A report by the Global Coral Reef Monitoring Network said the natural biodiversity of coral reefs was under threat.
While praising conservation efforts, the group warned "our attempts at managing coral reefs to arrest their decline are still lagging behind the increasing rate of reef degradation."
The report found that over-fishing, pollution, sedimentation and activities such as dredging were threatening more than a quarter of the world's coral reefs.
But it identified bleaching caused by rising sea temperatures as the major danger, saying up to 40 percent of reefs were directly at risk.
Bleaching drains corals of their distinctive colours and often kills them completely, leaving white husks that eventually break down into rubble on the sea floor.
However, the report found that Australia's Great Barrier Reef and other reefs protected by conservation zones and proper scientific management, were in better health than most of their counterparts around the world and appeared to recover well from bleaching.
Australian Institute of Marine Science (AIMS) researcher Clive Wilkinson compiled the report from contributions by 151 scientists in more than 100 countries.
He said scientists had already received a "wake-up call" about human activities destroying coral reefs when the largest coral bleaching and mortality event on record temporarily destroyed about 16 percent of the worlds reefs.

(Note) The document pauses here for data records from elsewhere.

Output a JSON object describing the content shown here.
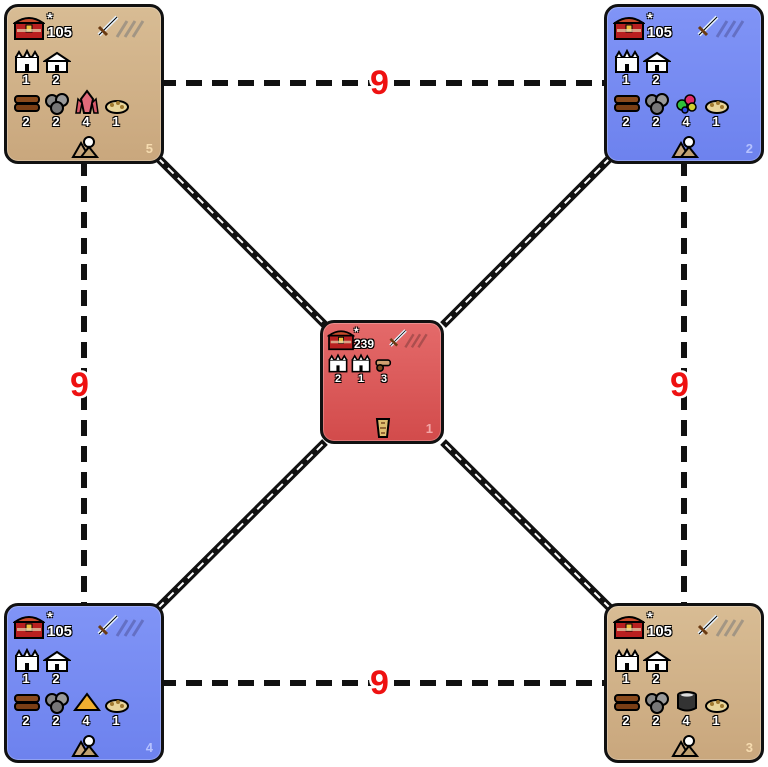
{
  "connections": {
    "top_guard": "9",
    "left_guard": "9",
    "right_guard": "9",
    "bottom_guard": "9"
  },
  "zones": {
    "top_left": {
      "gold": "105",
      "towns": [
        "1",
        "2"
      ],
      "res": [
        "2",
        "2",
        "4",
        "1"
      ],
      "id": "5"
    },
    "top_right": {
      "gold": "105",
      "towns": [
        "1",
        "2"
      ],
      "res": [
        "2",
        "2",
        "4",
        "1"
      ],
      "id": "2"
    },
    "center": {
      "gold": "239",
      "counts": [
        "2",
        "1",
        "3"
      ],
      "id": "1"
    },
    "bottom_left": {
      "gold": "105",
      "towns": [
        "1",
        "2"
      ],
      "res": [
        "2",
        "2",
        "4",
        "1"
      ],
      "id": "4"
    },
    "bottom_right": {
      "gold": "105",
      "towns": [
        "1",
        "2"
      ],
      "res": [
        "2",
        "2",
        "4",
        "1"
      ],
      "id": "3"
    }
  },
  "colors": {
    "tan": "#d2b48c",
    "blue": "#7589f2",
    "red": "#dc5858",
    "guard": "#ee1111"
  }
}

Wilkinson said there was a real risk that coral reefs would become the first major marine ecosystem impacted by global warming.
He said more than 400 reefs were hit by bleaching in 2002 and there were doubts about their ability to recover from continued attacks.
"This season will be telling. A collapse in the monsoon, an absence of trade winds and the clear skies associated with another El Nino will weaken corals," he said.
"Put an infusion of fresh water from a possible cyclone on top of that and you have trouble."
Other problems included nutrient runoff, infestation by the coral-eating crown of thorns starfish and over-exploitation of reef resources.
AIMS scientist Terry Done said it was unclear how quickly coral could adapt to warmer terperatures.
"They will adapt and find a new equilibrium over time but it could take hundreds of years, " he said.
"Meanwhile, in 20 years some of thise reefs could look pretty ugly."